MFA in Studio Art

August 29, 2019

Student Stories: Debra Crouch

What are goals are you hoping to pursue, after receiving the MFA degree?

I see this program as an opportunity to become a better, more conceptually driven artist. I want to be able to show my artwork in group and solo exhibitions and getting this experience in making and receiving feedback for these two years is an incredible opportunity for growth.

Are there aspects of our program that you have found unique?

The most unique aspect of the program is the Low-Residency Structure.  We work from our home studios and communicate with faculty remotely.  The program has students from places outside of Fort Wayne, so I get to communicate with a lot of people who I would have never met locally.  Additionally, USF matches us with mentors from outside of the University, which is not something I have seen in other MFA programs.  Because of this, I have gotten the opportunity to work closely with 2 significant photographers, Elizabeth Ernst and Dylan Vitone.  I have admired their work for a long time and it has been incredible to have them as my mentors.  It has really changed my work.
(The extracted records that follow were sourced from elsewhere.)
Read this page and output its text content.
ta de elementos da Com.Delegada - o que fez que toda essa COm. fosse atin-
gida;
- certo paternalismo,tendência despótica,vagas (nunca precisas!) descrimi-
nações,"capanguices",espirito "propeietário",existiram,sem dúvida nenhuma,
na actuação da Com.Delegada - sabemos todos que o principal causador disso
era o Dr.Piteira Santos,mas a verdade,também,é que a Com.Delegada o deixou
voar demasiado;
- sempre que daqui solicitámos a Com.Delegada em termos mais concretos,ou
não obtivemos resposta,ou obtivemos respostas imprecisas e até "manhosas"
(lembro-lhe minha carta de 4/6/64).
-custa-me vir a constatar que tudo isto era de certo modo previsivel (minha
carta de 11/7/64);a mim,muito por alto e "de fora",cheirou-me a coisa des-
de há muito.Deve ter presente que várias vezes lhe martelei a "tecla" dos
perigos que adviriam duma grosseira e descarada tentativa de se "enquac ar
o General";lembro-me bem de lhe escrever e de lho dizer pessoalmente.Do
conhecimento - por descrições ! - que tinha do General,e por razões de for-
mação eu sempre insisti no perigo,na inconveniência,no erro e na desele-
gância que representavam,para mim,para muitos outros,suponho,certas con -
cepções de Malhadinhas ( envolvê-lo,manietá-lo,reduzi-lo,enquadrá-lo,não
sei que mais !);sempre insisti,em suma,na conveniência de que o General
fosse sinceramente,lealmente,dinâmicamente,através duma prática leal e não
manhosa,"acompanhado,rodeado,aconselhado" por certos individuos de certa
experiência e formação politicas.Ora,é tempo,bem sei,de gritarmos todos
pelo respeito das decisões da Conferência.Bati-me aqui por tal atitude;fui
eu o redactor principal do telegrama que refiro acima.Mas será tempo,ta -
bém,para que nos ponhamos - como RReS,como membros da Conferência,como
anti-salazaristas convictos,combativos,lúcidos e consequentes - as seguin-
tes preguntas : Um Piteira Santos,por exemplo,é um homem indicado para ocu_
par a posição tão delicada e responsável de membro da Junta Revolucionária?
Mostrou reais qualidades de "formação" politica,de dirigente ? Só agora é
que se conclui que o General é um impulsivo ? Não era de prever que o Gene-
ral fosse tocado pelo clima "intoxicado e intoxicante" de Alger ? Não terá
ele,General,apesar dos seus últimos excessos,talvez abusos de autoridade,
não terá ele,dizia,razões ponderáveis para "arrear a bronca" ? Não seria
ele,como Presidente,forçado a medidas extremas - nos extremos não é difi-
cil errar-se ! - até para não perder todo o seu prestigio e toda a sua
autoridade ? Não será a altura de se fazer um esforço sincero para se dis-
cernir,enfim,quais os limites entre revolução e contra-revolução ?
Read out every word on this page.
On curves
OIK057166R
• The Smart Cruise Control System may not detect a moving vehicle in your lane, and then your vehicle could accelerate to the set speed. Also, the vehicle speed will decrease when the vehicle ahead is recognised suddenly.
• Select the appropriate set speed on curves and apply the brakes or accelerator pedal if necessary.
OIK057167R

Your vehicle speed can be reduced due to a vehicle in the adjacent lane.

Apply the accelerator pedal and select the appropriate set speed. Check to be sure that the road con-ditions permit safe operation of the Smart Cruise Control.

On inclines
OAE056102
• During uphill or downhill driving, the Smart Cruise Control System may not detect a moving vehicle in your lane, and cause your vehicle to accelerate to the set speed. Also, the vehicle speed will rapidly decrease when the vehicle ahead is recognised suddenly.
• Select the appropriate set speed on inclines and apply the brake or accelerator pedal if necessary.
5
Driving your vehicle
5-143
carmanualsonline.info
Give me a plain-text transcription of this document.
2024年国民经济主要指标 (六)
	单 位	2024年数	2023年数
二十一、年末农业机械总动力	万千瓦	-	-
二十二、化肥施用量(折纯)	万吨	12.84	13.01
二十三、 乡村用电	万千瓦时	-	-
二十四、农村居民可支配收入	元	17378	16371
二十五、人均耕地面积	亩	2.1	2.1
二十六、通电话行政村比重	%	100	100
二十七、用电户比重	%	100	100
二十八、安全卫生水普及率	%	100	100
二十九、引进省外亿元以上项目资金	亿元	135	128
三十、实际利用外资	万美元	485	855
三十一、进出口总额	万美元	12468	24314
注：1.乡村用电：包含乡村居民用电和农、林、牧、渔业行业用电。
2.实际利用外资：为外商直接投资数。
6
What impact do the pre-semester intensives have on your upcoming year?

I cannot say enough wonderful things about the intensive, the on-campus portion of the program. I always say that I want to participate in the Intensives even after I am done with this program.  This intensive, I am looking forward to seeing new students, to continue building this community.  The Intensive is an opportunity to learn a lot in a short amount of time (8 to 10 days a semester).  It gives us direction, it sets the tone for the whole semester, and it allows us to get to know each other, exchange ideas, and get to know our faculty.

What has been your favorite project (or class, or speaker) you’ve experienced so far, during your time in the program?

We work with so many artists/speakers in each intensive, it is really difficult to choose just one. During our first Intensive, photographer Stephanie Sinclair spoke to us.  Her work documents and addresses human rights issues across the world.  She did a series called “Too Young to Wed,” which documented the troubling practice of children who are forced to wed.  She then created a nonprofit organization with the mission of protecting girls’ rights and ending child marriage.  This talk was significant because it made me realize that I can do so many things with my art, and was a clear example of how art can lead to meaningful change.

What advice can you offer to individuals interested in pursuing the MFA in Studio Art at USF?

This is a really unique opportunity.  There are not many schools in the area that offer an MFA.  The ones that are offered in IN are not Low-Residency, so this specific MFA is a great way to get to know artists from a lot of different places.  I think that if you are a creative person and are looking for a way to add meaning to what you do, or you have a passion for this, you should apply.  I am only one year into the two-year program and I am loving it and appreciating the growth that has happened in this year.  You cannot get this kind of growth working on your own. The mentorship aspect of the program is crucial.